Bu arada dizide her hafta bir kitabın, yazarın ya da felsefecinin tanıtılıyor olmasını son derece değerli bulduğumu söylemeliyim. Bir mafya dizisinde alttan alta kültür sanat mesajları verilmesi önemli. Tıpkı din adamlarının tebliğde bulunmak için barlara gitmesi gibi...
Bravo Yargıtay'a...
Haberlerde rastladığım "Hırsız, kapı önünde bırakılan ayakkabıları çaldı" haberlerini izlerken "Oh olmuş" diyordum içten içe. Çünkü kapı önüne dizi dizi bırakılan ayakkabıların oluşturduğu görüntü ve koku kirliliğinden büyük rahatsızlık duyuyordum.

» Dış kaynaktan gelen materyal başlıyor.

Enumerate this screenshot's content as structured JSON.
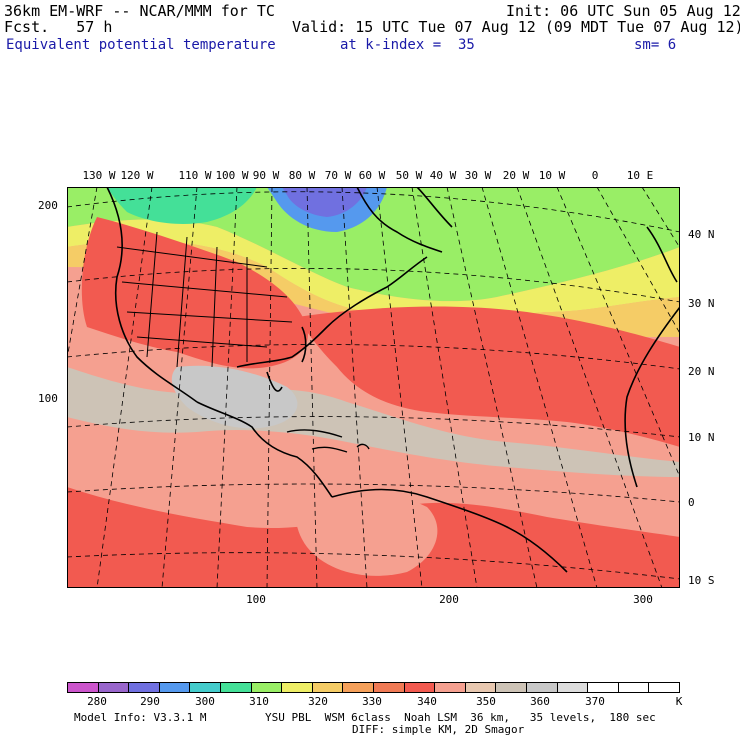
{
  "header": {
    "model_line": "36km EM-WRF -- NCAR/MMM for TC",
    "fcst_line": "Fcst.   57 h",
    "init_line": "Init: 06 UTC Sun 05 Aug 12",
    "valid_line": "Valid: 15 UTC Tue 07 Aug 12 (09 MDT Tue 07 Aug 12)",
    "field_name": "Equivalent potential temperature",
    "level": "at k-index =  35",
    "smoothing": "sm= 6"
  },
  "map": {
    "lon_labels": [
      "130 W",
      "120 W",
      "110 W",
      "100 W",
      "90 W",
      "80 W",
      "70 W",
      "60 W",
      "50 W",
      "40 W",
      "30 W",
      "20 W",
      "10 W",
      "0",
      "10 E"
    ],
    "lat_labels": [
      "40 N",
      "30 N",
      "20 N",
      "10 N",
      "0",
      "10 S"
    ],
    "grid_y_labels": [
      "200",
      "100"
    ],
    "grid_x_labels": [
      "100",
      "200",
      "300"
    ]
  },
  "legend": {
    "labels": [
      "280",
      "290",
      "300",
      "310",
      "320",
      "330",
      "340",
      "350",
      "360",
      "370",
      "K"
    ],
    "colors": [
      "#cc55cc",
      "#9966cc",
      "#7070e0",
      "#5599ee",
      "#44cccc",
      "#44e098",
      "#99ee66",
      "#eeee66",
      "#f5cc66",
      "#f5a05a",
      "#f07a55",
      "#f25a50",
      "#f5a090",
      "#e8c8b0",
      "#cdc3b6",
      "#c8c8c8",
      "#dddddd",
      "#ffffff",
      "#ffffff",
      "#ffffff"
    ]
  },
  "footer": {
    "model_info": "Model Info: V3.3.1 M",
    "physics": "YSU PBL  WSM 6class  Noah LSM  36 km,   35 levels,  180 sec",
    "diffusion": "DIFF: simple KM, 2D Smagor"
  }
}
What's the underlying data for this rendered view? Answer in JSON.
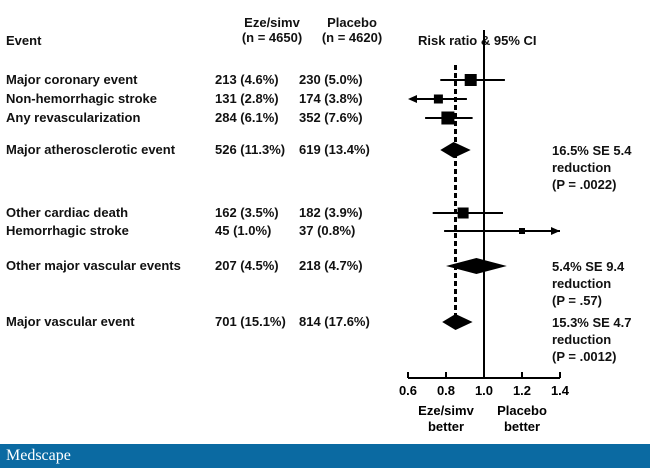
{
  "headers": {
    "event": "Event",
    "col1": "Eze/simv\n(n = 4650)",
    "col1a": "Eze/simv",
    "col1b": "(n = 4650)",
    "col2a": "Placebo",
    "col2b": "(n = 4620)",
    "plot": "Risk ratio & 95% CI"
  },
  "chart_data": {
    "type": "forest",
    "xlabel_left": "Eze/simv\nbetter",
    "xlabel_left_lines": [
      "Eze/simv",
      "better"
    ],
    "xlabel_right_lines": [
      "Placebo",
      "better"
    ],
    "xlim": [
      0.6,
      1.4
    ],
    "ticks": [
      "0.6",
      "0.8",
      "1.0",
      "1.2",
      "1.4"
    ],
    "reference_line": 1.0,
    "overall_dashed_line": 0.85,
    "rows": [
      {
        "event": "Major coronary event",
        "eze": "213 (4.6%)",
        "placebo": "230 (5.0%)",
        "rr": 0.93,
        "lo": 0.77,
        "hi": 1.11,
        "mark": "square"
      },
      {
        "event": "Non-hemorrhagic stroke",
        "eze": "131 (2.8%)",
        "placebo": "174 (3.8%)",
        "rr": 0.76,
        "lo": 0.6,
        "hi": 0.91,
        "mark": "square",
        "arrow_left": true
      },
      {
        "event": "Any revascularization",
        "eze": "284 (6.1%)",
        "placebo": "352 (7.6%)",
        "rr": 0.81,
        "lo": 0.69,
        "hi": 0.94,
        "mark": "square"
      },
      {
        "event": "Major atherosclerotic event",
        "eze": "526 (11.3%)",
        "placebo": "619 (13.4%)",
        "rr": 0.84,
        "lo": 0.77,
        "hi": 0.93,
        "mark": "diamond",
        "note": [
          "16.5% SE 5.4",
          "reduction",
          "(P = .0022)"
        ]
      },
      {
        "event": "Other cardiac death",
        "eze": "162 (3.5%)",
        "placebo": "182 (3.9%)",
        "rr": 0.89,
        "lo": 0.73,
        "hi": 1.1,
        "mark": "square"
      },
      {
        "event": "Hemorrhagic stroke",
        "eze": "45 (1.0%)",
        "placebo": "37  (0.8%)",
        "rr": 1.2,
        "lo": 0.79,
        "hi": 1.4,
        "mark": "square-small",
        "arrow_right": true
      },
      {
        "event": "Other major vascular events",
        "eze": "207 (4.5%)",
        "placebo": "218 (4.7%)",
        "rr": 0.96,
        "lo": 0.8,
        "hi": 1.12,
        "mark": "diamond",
        "note": [
          "5.4% SE 9.4",
          "reduction",
          "(P = .57)"
        ]
      },
      {
        "event": "Major vascular event",
        "eze": "701 (15.1%)",
        "placebo": "814 (17.6%)",
        "rr": 0.85,
        "lo": 0.78,
        "hi": 0.94,
        "mark": "diamond",
        "note": [
          "15.3% SE 4.7",
          "reduction",
          "(P = .0012)"
        ]
      }
    ]
  },
  "footer": {
    "logo": "Medscape",
    "color": "#0b6aa2"
  }
}
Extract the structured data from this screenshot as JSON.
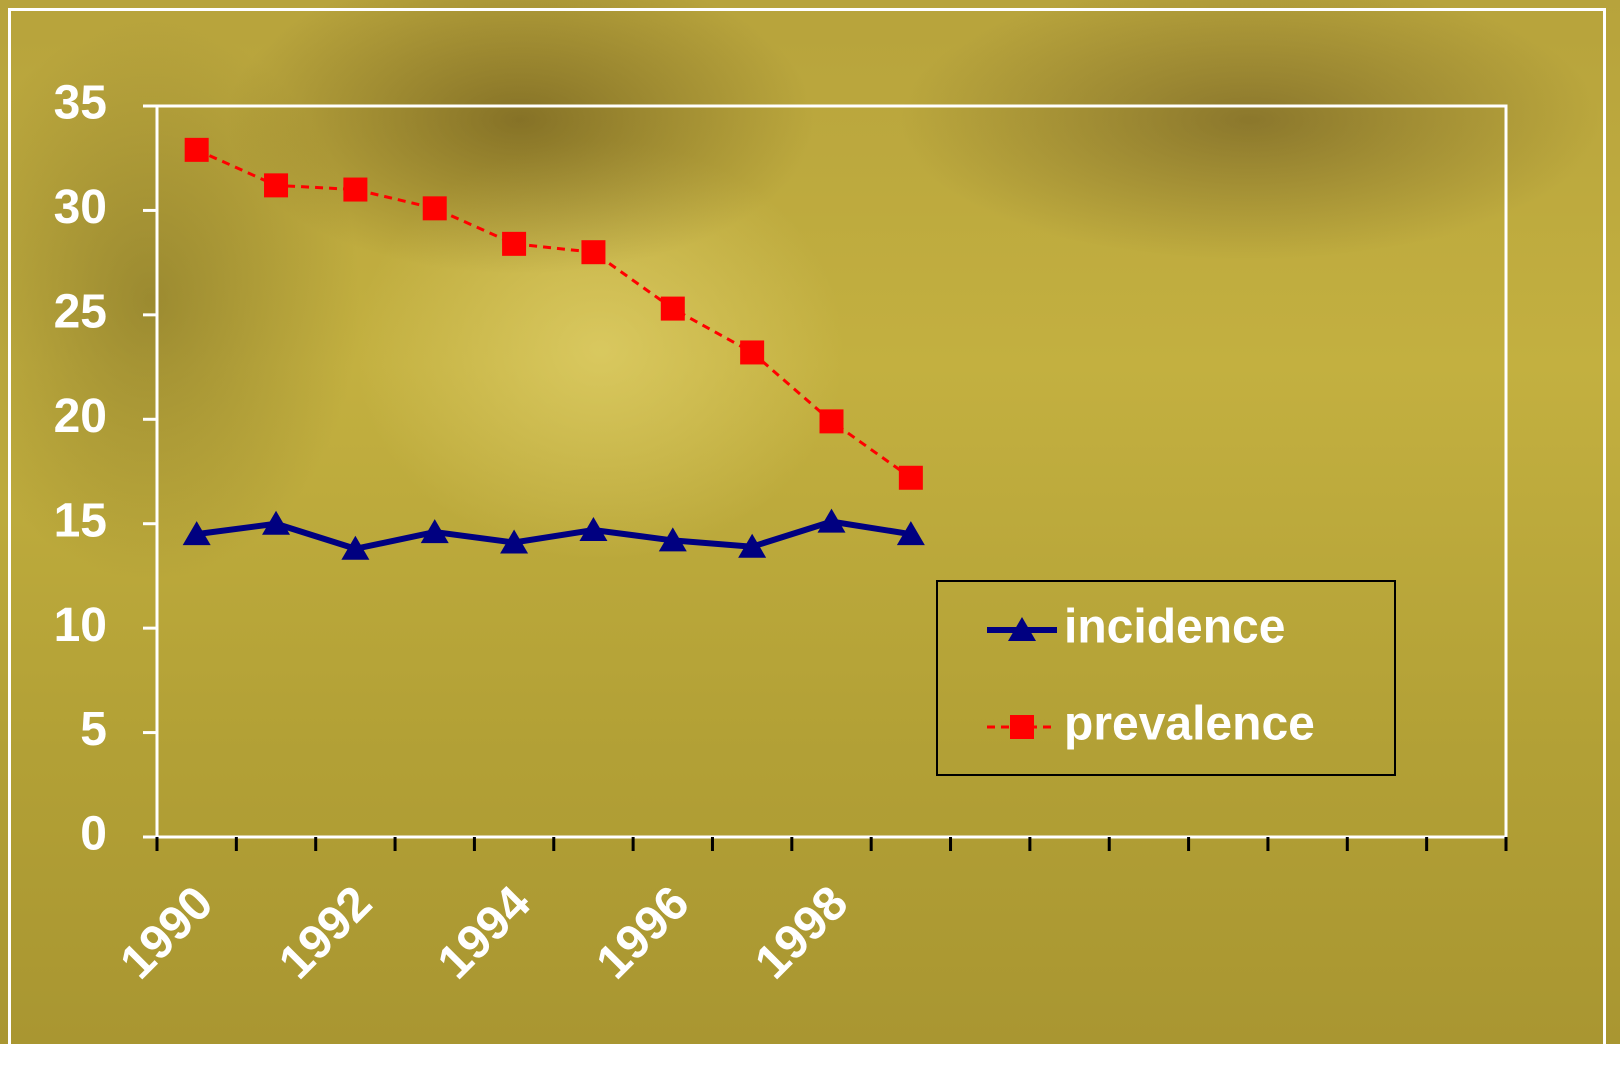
{
  "chart_data": {
    "type": "line",
    "categories": [
      "1990",
      null,
      "1992",
      null,
      "1994",
      null,
      "1996",
      null,
      "1998",
      null,
      null,
      null,
      null,
      null,
      null,
      null,
      null
    ],
    "series": [
      {
        "name": "incidence",
        "color": "#000080",
        "marker": "triangle",
        "dash": false,
        "values": [
          14.5,
          15.0,
          13.8,
          14.6,
          14.1,
          14.7,
          14.2,
          13.9,
          15.1,
          14.5,
          null,
          null,
          null,
          null,
          null,
          null,
          null
        ]
      },
      {
        "name": "prevalence",
        "color": "#ff0000",
        "marker": "square",
        "dash": true,
        "values": [
          32.9,
          31.2,
          31.0,
          30.1,
          28.4,
          28.0,
          25.3,
          23.2,
          19.9,
          17.2,
          null,
          null,
          null,
          null,
          null,
          null,
          null
        ]
      }
    ],
    "ylim": [
      0,
      35
    ],
    "yticks": [
      0,
      5,
      10,
      15,
      20,
      25,
      30,
      35
    ],
    "grid": false,
    "legend": "right"
  }
}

Konu, sonunda bir dava ile Yargıtay'a taşındı. Komşulardan biri, apartman sakinlerinin kapı önlerine bıraktıkları ayakkabılar ve ayakkabı dolapları için onlara dava açmıştı. Yargıtay, ortak kullanım alanı olan bu bölgelerin özel kullanıma kapalı olduğuna hükmederek, davacı lehinde karar verdi.
Benim de içimden bu kararı için Yargıtay'a kocaman bir alkış koptu.
Gaf kürsüsü
Atv'nin Milyoner yarışmasındaki genç, müzik sorusuyla ilgili fikir yürütürken "Alaturka, genellikle lavabo için kullanılır" deyince, sunucu Kenan İmirzalıoğlu'nu büyük hayal kırıklığına uğrattı.
Zap'tiye
Memlekette bu kadar mesele varken tutup da "Tayt" konusunu tartışanlara "Hayt" diye girişesim var!
Ne demiş?
Alo 174 Gıda Hattı'nı arayan bekar genç, yardım istemiş: "Pilavım hep lapa oluyor. Tarif verebilir misiniz?"